In dit gedeelte worden de stappen en overwegingen beschreven die van belang zijn als u schijven naar een andere computer verplaatst. Druk deze procedure af of noteer de stappen voordat u daadwerkelijk een schijf gaat verplaatsen.
Als u de onderstaande stappen wilt uitvoeren, moet u minimaal lid zijn van de groep Back-upoperators of Administrators.
Controleren of het volume in orde is
Ga met Schijfbeheer na of de status van de volumes op de schijven In orde is. Als dit niet het geval is, moet u de volumes eerst herstellen voordat u de schijven verplaatst.
Bekijk de kolom Status om de volumestatus te controleren. U vindt deze in de volumelijst of onder de informatie over de grootte van het volume en het bestandssysteem in de grafische weergave.
De schijven verwijderen
Verwijder de schijven die u wilt verplaatsen met Apparaatbeheer.
Schijven verwijderen |
Open Apparaatbeheer in Computerbeheer.
Dubbelklik in de apparatenlijst op Schijfstations.

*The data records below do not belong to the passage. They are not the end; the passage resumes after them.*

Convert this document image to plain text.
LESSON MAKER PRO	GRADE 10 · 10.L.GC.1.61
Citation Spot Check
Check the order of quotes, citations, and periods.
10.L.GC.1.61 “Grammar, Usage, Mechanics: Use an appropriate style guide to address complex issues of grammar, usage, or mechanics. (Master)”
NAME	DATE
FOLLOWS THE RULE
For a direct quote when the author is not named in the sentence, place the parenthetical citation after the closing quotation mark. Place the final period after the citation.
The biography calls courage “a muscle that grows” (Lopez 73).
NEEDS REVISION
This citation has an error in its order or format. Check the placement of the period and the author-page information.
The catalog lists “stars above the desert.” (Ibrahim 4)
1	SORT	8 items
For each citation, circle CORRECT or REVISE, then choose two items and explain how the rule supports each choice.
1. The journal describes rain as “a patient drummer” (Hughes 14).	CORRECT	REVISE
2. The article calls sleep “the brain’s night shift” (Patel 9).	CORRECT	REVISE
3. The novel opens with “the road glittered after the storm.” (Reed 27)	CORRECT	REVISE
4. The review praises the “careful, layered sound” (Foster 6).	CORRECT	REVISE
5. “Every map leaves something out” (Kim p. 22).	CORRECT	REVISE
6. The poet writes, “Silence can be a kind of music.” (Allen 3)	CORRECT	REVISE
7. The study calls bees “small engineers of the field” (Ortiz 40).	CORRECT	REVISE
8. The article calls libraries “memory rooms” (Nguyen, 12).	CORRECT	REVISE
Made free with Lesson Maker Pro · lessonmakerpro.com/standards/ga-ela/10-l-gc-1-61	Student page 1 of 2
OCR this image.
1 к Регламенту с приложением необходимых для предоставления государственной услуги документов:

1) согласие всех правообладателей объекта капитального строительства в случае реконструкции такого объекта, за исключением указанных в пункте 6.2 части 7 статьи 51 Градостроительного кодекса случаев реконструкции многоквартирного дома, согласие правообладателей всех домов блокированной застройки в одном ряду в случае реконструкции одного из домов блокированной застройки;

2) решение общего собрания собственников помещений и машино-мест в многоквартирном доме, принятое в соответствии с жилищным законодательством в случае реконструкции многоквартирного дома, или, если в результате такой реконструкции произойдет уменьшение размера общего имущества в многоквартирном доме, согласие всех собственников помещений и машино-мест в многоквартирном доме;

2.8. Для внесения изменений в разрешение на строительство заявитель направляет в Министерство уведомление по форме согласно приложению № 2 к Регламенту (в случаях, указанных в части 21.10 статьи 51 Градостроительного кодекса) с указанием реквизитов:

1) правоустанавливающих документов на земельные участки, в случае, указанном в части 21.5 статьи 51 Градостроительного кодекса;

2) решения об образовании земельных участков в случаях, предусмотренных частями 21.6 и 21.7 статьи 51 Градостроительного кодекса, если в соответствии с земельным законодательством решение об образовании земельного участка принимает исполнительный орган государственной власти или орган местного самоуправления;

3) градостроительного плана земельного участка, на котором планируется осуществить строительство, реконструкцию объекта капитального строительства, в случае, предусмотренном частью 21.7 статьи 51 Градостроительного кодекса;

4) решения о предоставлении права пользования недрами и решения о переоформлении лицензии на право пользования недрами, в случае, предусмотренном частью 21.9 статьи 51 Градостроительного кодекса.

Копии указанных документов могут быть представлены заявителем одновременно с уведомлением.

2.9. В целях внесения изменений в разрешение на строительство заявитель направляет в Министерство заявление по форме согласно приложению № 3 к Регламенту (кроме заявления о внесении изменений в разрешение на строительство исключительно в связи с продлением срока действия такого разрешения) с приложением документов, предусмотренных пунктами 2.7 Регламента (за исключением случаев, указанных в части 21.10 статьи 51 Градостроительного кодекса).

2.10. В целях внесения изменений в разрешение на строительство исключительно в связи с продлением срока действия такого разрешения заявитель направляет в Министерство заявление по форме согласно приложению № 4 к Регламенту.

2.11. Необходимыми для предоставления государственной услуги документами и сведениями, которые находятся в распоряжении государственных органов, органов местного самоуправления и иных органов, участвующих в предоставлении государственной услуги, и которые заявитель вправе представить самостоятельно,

Klik met de rechtermuisknop op de schijven die u wilt verwijderen en klik vervolgens op Verwijderen.
Klik op OK in het dialoogvenster Verwijderen van apparaat bevestigen.
Dynamische schijven verwijderen
Als u dynamische schijven wilt verplaatsen, klikt u in Schijfbeheer met de rechtermuisknop op de schijven die u wilt verplaatsen. Klik vervolgens op Schijf verwijderen.
Als u dynamische schijven hebt verwijderd of als u standaardschijven verplaatst, kunt u de schijven nu fysiek ontkoppelen. Als het externe schijven betreft, ontkoppelt u deze van de computer. Als het om interne schijven gaat, schakelt u de computer uit en verwijdert u de schijven fysiek.
Schijven installeren op de nieuwe computer
Als het externe schijven betreft, sluit u deze aan op de computer. Als het interne schijven betreft, schakelt u de computer uit en installeert u de schijven fysiek in de computer.
Start de computer die de schijven bevat die u hebt verplaatst en volg de instructies in het dialoogvenster Nieuwe hardware gevonden.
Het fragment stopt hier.